Comparing Return Metrics as a Limited Partner

Investing in real estate syndications can be an attractive option for those looking to diversify their portfolios and generate passive income. When evaluating potential real estate investments, it’s important to understand the different return metrics used to measure performance. In this article, we’ll take a look at four of the most common return metrics: Internal Rate of Return (IRR), Cash on Cash Return (CoC), Average Annual Return (AAR), and Equity Multiple (EM).

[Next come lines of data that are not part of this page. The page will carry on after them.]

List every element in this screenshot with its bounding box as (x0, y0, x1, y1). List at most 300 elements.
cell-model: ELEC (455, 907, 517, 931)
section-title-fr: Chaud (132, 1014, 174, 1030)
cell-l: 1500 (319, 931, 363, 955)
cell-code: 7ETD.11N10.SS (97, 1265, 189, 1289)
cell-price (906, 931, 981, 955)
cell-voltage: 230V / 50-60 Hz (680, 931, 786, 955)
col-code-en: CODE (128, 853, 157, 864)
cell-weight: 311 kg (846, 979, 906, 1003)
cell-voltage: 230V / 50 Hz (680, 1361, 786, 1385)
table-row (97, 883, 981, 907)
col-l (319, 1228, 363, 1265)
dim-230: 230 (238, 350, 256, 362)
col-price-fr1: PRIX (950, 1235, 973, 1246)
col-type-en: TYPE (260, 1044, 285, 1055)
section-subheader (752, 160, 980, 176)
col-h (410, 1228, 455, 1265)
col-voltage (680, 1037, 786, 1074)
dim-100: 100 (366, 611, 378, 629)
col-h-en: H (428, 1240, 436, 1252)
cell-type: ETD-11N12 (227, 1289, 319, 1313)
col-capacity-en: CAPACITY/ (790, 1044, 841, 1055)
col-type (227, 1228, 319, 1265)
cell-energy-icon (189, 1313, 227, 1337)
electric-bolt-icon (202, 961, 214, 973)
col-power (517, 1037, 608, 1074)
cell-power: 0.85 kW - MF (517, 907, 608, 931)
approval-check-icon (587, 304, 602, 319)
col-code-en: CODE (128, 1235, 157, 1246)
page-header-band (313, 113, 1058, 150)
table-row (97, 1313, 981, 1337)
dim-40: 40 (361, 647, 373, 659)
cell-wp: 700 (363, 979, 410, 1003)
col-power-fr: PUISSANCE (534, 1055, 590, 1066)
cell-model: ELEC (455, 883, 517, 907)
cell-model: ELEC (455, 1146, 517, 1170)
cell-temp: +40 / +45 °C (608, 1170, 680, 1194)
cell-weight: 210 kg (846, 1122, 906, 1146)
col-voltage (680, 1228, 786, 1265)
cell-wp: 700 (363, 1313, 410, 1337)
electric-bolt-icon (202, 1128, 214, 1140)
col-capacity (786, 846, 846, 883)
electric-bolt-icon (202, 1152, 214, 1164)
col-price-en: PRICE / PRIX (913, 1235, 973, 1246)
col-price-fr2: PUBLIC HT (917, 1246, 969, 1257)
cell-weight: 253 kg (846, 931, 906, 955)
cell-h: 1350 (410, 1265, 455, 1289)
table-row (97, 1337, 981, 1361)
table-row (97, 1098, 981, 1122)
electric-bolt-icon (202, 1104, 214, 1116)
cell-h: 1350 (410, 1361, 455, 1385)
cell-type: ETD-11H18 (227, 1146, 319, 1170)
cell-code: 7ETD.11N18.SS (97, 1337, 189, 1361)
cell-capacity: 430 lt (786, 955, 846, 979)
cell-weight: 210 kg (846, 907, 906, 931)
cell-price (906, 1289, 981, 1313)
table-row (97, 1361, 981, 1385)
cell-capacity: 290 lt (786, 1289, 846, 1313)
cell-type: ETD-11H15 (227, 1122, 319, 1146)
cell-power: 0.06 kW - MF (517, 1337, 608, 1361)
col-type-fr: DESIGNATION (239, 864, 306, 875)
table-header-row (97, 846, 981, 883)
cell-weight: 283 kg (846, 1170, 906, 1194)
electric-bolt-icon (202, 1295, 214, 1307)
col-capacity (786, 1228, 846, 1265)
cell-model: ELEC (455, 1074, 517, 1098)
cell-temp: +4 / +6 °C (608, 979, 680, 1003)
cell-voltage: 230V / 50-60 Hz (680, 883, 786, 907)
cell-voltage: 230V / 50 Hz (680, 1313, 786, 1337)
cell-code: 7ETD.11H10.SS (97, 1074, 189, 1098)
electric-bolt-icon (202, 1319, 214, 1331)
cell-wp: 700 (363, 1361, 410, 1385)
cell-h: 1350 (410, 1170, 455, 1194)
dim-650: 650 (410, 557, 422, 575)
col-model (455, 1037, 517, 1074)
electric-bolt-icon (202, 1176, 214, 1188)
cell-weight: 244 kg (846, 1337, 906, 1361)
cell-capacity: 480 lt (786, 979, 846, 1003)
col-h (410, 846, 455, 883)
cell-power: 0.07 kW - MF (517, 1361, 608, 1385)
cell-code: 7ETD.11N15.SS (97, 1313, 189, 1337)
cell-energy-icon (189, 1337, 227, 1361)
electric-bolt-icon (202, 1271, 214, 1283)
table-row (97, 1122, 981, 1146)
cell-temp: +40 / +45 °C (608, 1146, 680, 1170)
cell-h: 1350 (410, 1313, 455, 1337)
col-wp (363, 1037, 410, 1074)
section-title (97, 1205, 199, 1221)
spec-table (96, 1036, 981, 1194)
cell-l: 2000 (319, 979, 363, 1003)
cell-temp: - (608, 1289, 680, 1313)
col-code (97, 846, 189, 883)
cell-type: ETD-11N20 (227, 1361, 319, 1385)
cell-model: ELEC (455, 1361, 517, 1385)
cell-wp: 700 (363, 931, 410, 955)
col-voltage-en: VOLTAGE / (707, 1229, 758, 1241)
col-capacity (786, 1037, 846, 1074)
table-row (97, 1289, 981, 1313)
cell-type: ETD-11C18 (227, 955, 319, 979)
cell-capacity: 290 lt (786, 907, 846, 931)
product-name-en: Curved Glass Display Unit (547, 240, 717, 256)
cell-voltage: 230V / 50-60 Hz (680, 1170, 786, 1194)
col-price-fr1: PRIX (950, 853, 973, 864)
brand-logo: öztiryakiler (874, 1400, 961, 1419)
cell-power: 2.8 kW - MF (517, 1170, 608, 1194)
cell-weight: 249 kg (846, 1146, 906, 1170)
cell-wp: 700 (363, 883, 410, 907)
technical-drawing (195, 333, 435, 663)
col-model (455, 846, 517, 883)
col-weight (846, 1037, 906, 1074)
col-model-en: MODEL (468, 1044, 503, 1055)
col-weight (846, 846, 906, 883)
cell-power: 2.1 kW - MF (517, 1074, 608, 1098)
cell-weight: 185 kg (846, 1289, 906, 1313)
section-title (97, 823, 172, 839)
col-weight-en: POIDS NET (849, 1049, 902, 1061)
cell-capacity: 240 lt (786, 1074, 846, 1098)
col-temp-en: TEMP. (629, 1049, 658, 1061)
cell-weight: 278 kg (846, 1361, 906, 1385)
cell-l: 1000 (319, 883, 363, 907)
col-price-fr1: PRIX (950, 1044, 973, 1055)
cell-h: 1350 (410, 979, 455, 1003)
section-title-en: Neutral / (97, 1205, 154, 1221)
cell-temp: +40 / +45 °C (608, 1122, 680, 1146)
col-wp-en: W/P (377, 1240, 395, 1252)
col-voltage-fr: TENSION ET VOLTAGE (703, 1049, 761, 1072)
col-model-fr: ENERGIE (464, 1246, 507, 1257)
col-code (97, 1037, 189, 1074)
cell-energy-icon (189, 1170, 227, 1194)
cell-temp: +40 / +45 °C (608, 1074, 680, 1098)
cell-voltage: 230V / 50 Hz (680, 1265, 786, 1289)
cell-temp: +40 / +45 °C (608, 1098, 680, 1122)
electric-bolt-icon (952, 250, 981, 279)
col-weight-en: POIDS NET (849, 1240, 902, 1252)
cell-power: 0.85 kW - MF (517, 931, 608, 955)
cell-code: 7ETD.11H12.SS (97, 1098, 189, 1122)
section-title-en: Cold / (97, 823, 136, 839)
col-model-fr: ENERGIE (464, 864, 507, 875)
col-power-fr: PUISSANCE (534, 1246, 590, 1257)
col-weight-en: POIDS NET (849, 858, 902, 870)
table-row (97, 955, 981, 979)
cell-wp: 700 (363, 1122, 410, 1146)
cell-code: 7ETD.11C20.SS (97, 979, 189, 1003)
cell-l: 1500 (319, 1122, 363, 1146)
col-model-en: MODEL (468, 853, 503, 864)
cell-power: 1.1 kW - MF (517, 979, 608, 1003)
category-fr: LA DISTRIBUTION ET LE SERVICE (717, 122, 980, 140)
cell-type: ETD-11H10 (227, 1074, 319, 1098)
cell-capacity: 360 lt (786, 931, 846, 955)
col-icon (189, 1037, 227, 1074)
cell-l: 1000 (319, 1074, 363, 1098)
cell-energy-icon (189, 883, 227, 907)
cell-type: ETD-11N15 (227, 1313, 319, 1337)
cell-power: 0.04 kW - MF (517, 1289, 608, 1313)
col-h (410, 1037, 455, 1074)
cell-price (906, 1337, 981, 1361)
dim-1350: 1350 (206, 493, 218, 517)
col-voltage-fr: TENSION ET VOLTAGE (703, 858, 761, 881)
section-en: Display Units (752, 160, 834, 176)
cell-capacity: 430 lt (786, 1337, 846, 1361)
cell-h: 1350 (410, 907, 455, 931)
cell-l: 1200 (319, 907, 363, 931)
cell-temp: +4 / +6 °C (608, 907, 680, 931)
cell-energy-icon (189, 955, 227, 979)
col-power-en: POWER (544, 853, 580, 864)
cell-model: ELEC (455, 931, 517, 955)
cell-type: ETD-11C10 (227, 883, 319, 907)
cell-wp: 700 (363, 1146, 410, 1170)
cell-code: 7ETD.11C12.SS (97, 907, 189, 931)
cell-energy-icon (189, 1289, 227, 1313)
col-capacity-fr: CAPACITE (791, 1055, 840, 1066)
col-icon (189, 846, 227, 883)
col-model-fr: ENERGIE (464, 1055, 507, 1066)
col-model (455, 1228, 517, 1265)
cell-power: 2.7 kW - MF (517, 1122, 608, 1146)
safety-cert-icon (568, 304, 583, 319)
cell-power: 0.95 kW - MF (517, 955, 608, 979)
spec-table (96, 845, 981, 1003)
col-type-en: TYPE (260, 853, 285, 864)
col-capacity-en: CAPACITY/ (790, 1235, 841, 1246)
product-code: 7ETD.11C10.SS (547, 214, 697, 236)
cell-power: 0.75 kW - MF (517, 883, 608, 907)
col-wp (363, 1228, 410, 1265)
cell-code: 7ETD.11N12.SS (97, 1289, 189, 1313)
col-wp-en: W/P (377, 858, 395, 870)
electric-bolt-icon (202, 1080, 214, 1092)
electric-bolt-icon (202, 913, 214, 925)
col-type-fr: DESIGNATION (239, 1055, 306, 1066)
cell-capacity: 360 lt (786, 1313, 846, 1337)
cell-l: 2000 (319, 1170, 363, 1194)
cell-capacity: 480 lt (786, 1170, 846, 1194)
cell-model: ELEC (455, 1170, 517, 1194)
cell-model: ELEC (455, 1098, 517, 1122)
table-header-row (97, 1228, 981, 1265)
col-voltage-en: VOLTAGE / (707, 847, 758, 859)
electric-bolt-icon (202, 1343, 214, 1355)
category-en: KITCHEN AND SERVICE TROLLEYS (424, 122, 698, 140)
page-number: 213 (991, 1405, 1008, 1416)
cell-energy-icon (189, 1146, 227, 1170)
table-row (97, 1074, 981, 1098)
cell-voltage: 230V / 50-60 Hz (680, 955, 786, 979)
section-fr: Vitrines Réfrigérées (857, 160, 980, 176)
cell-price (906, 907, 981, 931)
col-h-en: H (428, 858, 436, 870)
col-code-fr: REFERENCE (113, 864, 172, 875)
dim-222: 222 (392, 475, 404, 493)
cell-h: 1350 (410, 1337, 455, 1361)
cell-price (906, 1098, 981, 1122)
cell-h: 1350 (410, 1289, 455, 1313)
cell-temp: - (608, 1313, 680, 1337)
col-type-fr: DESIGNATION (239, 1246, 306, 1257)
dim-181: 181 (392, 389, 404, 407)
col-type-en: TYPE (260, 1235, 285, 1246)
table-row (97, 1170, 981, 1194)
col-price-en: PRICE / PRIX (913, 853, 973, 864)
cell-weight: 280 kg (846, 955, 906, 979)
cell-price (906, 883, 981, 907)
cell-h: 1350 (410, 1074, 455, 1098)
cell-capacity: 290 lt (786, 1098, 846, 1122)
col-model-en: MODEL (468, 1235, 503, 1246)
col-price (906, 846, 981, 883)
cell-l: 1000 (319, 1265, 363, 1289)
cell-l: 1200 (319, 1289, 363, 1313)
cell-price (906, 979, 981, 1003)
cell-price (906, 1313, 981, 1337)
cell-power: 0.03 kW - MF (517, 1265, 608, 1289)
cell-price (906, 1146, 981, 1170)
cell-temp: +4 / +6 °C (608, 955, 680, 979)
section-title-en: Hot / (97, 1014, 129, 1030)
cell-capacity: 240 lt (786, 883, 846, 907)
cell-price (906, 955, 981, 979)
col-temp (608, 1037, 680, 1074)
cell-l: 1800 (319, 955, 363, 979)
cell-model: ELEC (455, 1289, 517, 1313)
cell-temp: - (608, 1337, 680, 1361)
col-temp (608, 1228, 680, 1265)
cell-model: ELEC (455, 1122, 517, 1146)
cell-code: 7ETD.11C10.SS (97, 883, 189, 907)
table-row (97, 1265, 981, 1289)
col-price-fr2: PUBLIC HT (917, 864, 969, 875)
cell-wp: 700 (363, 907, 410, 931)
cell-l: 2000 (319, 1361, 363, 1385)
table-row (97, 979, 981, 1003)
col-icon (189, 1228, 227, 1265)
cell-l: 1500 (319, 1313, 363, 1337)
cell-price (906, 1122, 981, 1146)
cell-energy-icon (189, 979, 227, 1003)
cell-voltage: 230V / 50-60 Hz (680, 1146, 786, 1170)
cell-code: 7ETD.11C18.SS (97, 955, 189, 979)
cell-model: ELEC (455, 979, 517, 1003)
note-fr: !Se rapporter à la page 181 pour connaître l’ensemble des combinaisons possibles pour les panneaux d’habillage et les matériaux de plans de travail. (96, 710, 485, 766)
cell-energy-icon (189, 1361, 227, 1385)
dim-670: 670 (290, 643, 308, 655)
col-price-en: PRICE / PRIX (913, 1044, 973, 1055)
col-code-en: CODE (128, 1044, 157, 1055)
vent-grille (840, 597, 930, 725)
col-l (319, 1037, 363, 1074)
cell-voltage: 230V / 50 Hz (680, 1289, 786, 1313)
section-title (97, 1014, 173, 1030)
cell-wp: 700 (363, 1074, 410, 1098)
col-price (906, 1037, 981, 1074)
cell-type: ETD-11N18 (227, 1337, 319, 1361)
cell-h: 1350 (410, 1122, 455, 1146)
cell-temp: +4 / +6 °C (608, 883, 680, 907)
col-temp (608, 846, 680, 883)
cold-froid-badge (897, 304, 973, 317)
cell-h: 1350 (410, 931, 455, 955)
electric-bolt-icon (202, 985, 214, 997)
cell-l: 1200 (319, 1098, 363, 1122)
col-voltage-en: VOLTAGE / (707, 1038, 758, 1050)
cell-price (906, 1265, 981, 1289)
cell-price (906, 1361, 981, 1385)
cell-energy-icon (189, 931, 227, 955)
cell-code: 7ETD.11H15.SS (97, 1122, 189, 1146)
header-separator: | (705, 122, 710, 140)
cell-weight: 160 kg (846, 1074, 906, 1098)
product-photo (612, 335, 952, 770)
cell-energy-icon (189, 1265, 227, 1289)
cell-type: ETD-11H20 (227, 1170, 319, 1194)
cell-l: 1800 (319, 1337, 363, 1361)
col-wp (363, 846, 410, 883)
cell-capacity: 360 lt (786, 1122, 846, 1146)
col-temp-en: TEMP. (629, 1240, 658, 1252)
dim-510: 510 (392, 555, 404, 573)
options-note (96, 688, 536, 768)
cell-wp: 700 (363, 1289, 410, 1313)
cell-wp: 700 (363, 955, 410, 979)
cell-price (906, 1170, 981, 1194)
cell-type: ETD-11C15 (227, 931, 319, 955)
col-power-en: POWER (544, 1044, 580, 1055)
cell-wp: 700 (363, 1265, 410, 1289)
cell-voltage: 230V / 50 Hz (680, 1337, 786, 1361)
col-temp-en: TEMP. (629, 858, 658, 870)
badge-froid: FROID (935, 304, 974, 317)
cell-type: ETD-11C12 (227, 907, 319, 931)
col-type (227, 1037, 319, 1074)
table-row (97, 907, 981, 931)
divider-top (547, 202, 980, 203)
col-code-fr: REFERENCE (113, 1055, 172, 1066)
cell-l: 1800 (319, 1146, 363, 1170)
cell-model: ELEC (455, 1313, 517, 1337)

Internal Rate of Return (IRR) measures the annualized rate of return for an investment over a specific period of time. It is expressed as a percentage, and is often used to compare different investments over the same period of time. IRR is the most commonly used metric for evaluating the performance of real estate syndications.

Cash on Cash Return (CoC) is a measure of the cash flow generated by an investment relative to the amount of cash invested. It is calculated by dividing the annual cash flow by the total amount of cash invested. CoC is a useful metric for evaluating the potential ROI of an investment, as it takes into account both the cash flow generated and the amount of capital invested.

Average Annual Return (AAR) is a measure of the average return generated over a period of time. It is calculated by taking the total return over a period of time and dividing it by the number of years in the period. AAR is a useful metric it provides investors with a measure of the average performance of an investment over time and can be used to compare the performance of different investments.

The Equity Multiple (EM) is a measure of the multiple of equity invested by an investor in a real estate syndication. It is calculated by taking the current value of the investment and subtracting the initial investment, then dividing the result by the initial investment. The result is then expressed as a multiple of the initial investment. This metric is useful for investors who want to compare the performance of their investments over different time periods.